Examples 8, 9, 10 and Comparative Example 8 Example 1 was repeated except that the amount of sodium dodecylbenzenesulfonate added was changed to 0 parts, 1 part, 5 parts, and 8 parts, respectively. It was mixed in the same way. The physical properties of each composition were measured and shown in Table 1.

Example 11 A mixture was prepared in the same manner as in Example 1, except that 0.5 parts of potassium thiocyanate was used instead of 2 parts of sodium dodecylbenzenesulfonate, and the physical properties were measured. The results are shown in Table 1.

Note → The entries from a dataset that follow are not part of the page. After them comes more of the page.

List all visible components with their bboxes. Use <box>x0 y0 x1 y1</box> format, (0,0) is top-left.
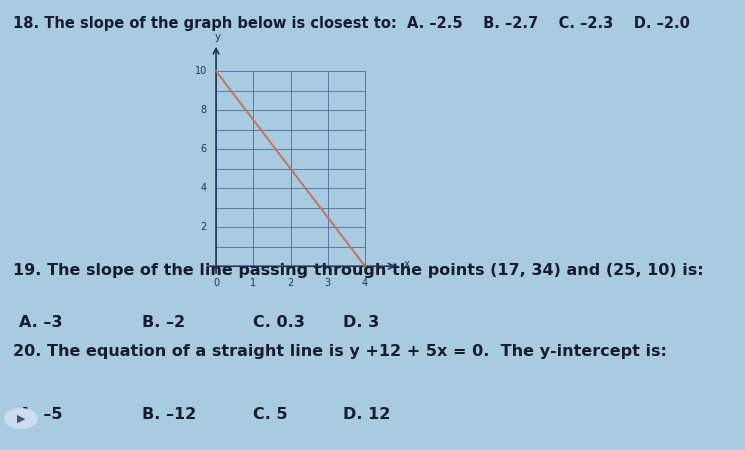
Text: B. –2: B. –2 <box>142 315 185 330</box>
Text: 20. The equation of a straight line is y +12 + 5x = 0.  The y-intercept is:: 20. The equation of a straight line is y… <box>13 344 668 359</box>
Text: 0: 0 <box>213 278 219 288</box>
Text: 18. The slope of the graph below is closest to:  A. –2.5    B. –2.7    C. –2.3  : 18. The slope of the graph below is clos… <box>13 16 691 31</box>
Text: y: y <box>215 32 221 42</box>
Text: 1: 1 <box>250 278 256 288</box>
Text: 8: 8 <box>200 105 207 115</box>
Text: 2: 2 <box>200 222 207 232</box>
Text: ▶: ▶ <box>16 414 25 423</box>
Text: 6: 6 <box>200 144 207 154</box>
Text: 2: 2 <box>288 278 294 288</box>
Text: 10: 10 <box>194 66 207 76</box>
Text: 4: 4 <box>200 183 207 193</box>
Text: A. –3: A. –3 <box>19 315 62 330</box>
Text: C. 5: C. 5 <box>253 407 288 422</box>
Text: C. 0.3: C. 0.3 <box>253 315 305 330</box>
Text: 19. The slope of the line passing through the points (17, 34) and (25, 10) is:: 19. The slope of the line passing throug… <box>13 263 704 278</box>
Circle shape <box>4 409 37 428</box>
Text: D. 3: D. 3 <box>343 315 379 330</box>
Text: 3: 3 <box>325 278 331 288</box>
Text: x: x <box>404 259 410 269</box>
Text: D. 12: D. 12 <box>343 407 390 422</box>
Text: B. –12: B. –12 <box>142 407 196 422</box>
Text: A. –5: A. –5 <box>19 407 62 422</box>
Text: 4: 4 <box>362 278 368 288</box>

Example 12 and Comparative Example 9 In Example 1, the molecular weight of polyethylene oxide was 50
The blending was carried out in the same manner as in Example 1, except that the amounts were changed to 0,000,000 and 300,000. The physical properties of each composition were measured and shown in Table 1.

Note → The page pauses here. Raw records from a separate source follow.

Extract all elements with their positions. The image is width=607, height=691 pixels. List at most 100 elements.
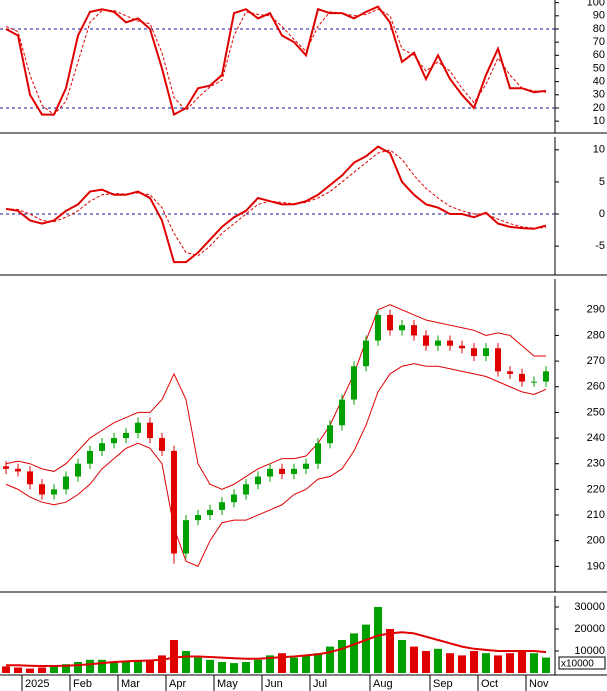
volume-bar: [170, 640, 178, 673]
volume-bar: [482, 653, 490, 673]
candle-body: [267, 468, 273, 477]
volume-bar: [410, 646, 418, 673]
candle-body: [15, 468, 21, 472]
band-line: [5, 304, 546, 490]
candle-body: [399, 325, 405, 331]
unit-box: [558, 656, 606, 670]
candle-body: [159, 438, 165, 451]
candle-body: [423, 335, 429, 346]
volume-bar: [506, 653, 514, 673]
candle-body: [195, 515, 201, 521]
volume-bar: [302, 655, 310, 673]
volume-bar: [194, 657, 202, 673]
y-tick-label: 220: [587, 483, 605, 495]
y-tick-label: 30: [593, 89, 605, 101]
volume-bar: [206, 659, 214, 673]
candle-body: [207, 509, 213, 516]
candle-body: [375, 314, 381, 341]
candle-body: [183, 520, 189, 554]
candle-body: [351, 366, 357, 400]
y-tick-label: 290: [587, 304, 605, 316]
unit-label: x10000: [561, 659, 594, 670]
x-tick-label: Aug: [373, 678, 393, 690]
candle-body: [255, 476, 261, 485]
volume-bar: [254, 659, 262, 673]
candle-body: [99, 443, 105, 451]
y-tick-label: 60: [593, 49, 605, 61]
series-line: [5, 5, 547, 117]
volume-bar: [374, 607, 382, 673]
volume-bar: [146, 659, 154, 673]
candle-body: [483, 348, 489, 356]
candle-body: [63, 476, 69, 490]
candle-body: [219, 502, 225, 510]
volume-bar: [38, 667, 46, 673]
candle-body: [147, 422, 153, 439]
y-tick-label: 70: [593, 36, 605, 48]
y-tick-label: 20: [593, 102, 605, 114]
candle-body: [279, 468, 285, 474]
volume-bar: [266, 655, 274, 673]
y-tick-label: 260: [587, 381, 605, 393]
volume-bar: [470, 651, 478, 673]
x-tick-label: Oct: [481, 678, 498, 690]
series-line: [5, 145, 547, 264]
y-tick-label: 240: [587, 432, 605, 444]
candle-body: [291, 468, 297, 474]
y-tick-label: 280: [587, 329, 605, 341]
volume-bar: [530, 653, 538, 673]
candle-body: [315, 443, 321, 464]
candle-body: [495, 348, 501, 372]
candle-body: [231, 494, 237, 503]
candle-body: [459, 345, 465, 349]
volume-bar: [50, 666, 58, 673]
x-tick-label: 2025: [25, 678, 49, 690]
candle-body: [543, 371, 549, 382]
volume-bar: [26, 668, 34, 673]
volume-bar: [134, 660, 142, 673]
volume-bar: [230, 663, 238, 673]
volume-bar: [74, 662, 82, 673]
x-tick-label: Sep: [433, 678, 453, 690]
y-tick-label: 10: [593, 115, 605, 127]
y-tick-label: 190: [587, 560, 605, 572]
y-tick-label: 30000: [574, 601, 605, 613]
volume-bar: [494, 655, 502, 673]
volume-bar: [242, 662, 250, 673]
candle-body: [87, 450, 93, 464]
candle-body: [519, 373, 525, 382]
candle-body: [303, 463, 309, 469]
candle-body: [387, 314, 393, 331]
candle-body: [363, 340, 369, 367]
volume-bar: [458, 655, 466, 673]
candle-body: [447, 340, 453, 346]
candle-body: [339, 399, 345, 426]
candle-body: [27, 471, 33, 485]
candle-body: [435, 340, 441, 346]
x-tick-label: Apr: [169, 678, 186, 690]
y-tick-label: 20000: [574, 623, 605, 635]
series-line: [5, 8, 547, 116]
candle-body: [123, 432, 129, 439]
volume-bar: [158, 655, 166, 673]
y-tick-label: 40: [593, 76, 605, 88]
y-tick-label: 270: [587, 355, 605, 367]
x-tick-label: Jul: [313, 678, 327, 690]
volume-bar: [122, 662, 130, 673]
candle-body: [171, 450, 177, 554]
candle-body: [507, 371, 513, 374]
volume-bar: [326, 646, 334, 673]
candle-body: [531, 381, 537, 383]
y-tick-label: 80: [593, 23, 605, 35]
volume-bar: [362, 624, 370, 673]
volume-bar: [110, 662, 118, 673]
volume-ma-line: [6, 631, 547, 667]
volume-bar: [62, 664, 70, 673]
y-tick-label: 250: [587, 406, 605, 418]
volume-bar: [422, 651, 430, 673]
y-tick-label: 90: [593, 10, 605, 22]
candle-body: [327, 425, 333, 444]
volume-bar: [542, 657, 550, 673]
y-tick-label: 200: [587, 535, 605, 547]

Example 13 In Example 1, a graft polymer obtained by polymerizing styrene and acrylonitrile in the presence of EPDM (ethylene propylene ethylidene norbornene rubber) in place of the ABS resin, and a graft polymer obtained by polymerizing styrene and acrylonitrile. Blending was performed in the same manner as in Example 1, except that an AES resin consisting of a copolymer and having a rubber content of 17% was used, and the physical properties were measured. The results are shown in Table 1.

[0043]

[Table 1]

[0044]

Effects of the Invention The rubber-reinforced styrenic resin composition of the present invention exhibits better antistatic properties even after washing with water, compared to a composition containing an ordinary antistatic agent (Comparative Example 2), and its sustainability is is excellent. Moreover, the Izod impact strength is also good. On the other hand, if methacrylic resin (C) is not added (Comparative Example 3) or if it is less than 5 parts (Comparative Example 4), the weld strength will be insufficient, and if it exceeds 45 parts (Comparative Example 5), the Izod impact strength will be insufficient. Insufficient and undesirable. Furthermore, if the amount of polyethylene oxide (B) is less than 3 parts, the antistatic property after washing will be insufficient (Comparative Example 6), and if it exceeds 30 parts (Comparative Example 7), the weld strength will decrease, which is not preferable. Furthermore, when the amount of the alkali metal salt added exceeds 5 parts (Comparative Example 8), the surface appearance is significantly deteriorated, which is not preferable. Moreover, when the molecular weight of polyethylene oxide (B) is less than 1.5 million (Comparative Example 9), Izod impact strength and weld strength are undesirably lowered.

Claims (1)

[Claims] [Claim 1] Rubber reinforced styrenic resin (A) 92~
50 parts by weight, 3 to 30 parts by weight of polyethylene oxide (B) having an average molecular weight of 1.5 million or more, and 5 to 45 parts by weight of methacrylic resin (C) for a total of 100 parts by weight,
An antistatic thermoplastic resin composition containing 0 to 5 parts by weight of an alkali metal salt (D).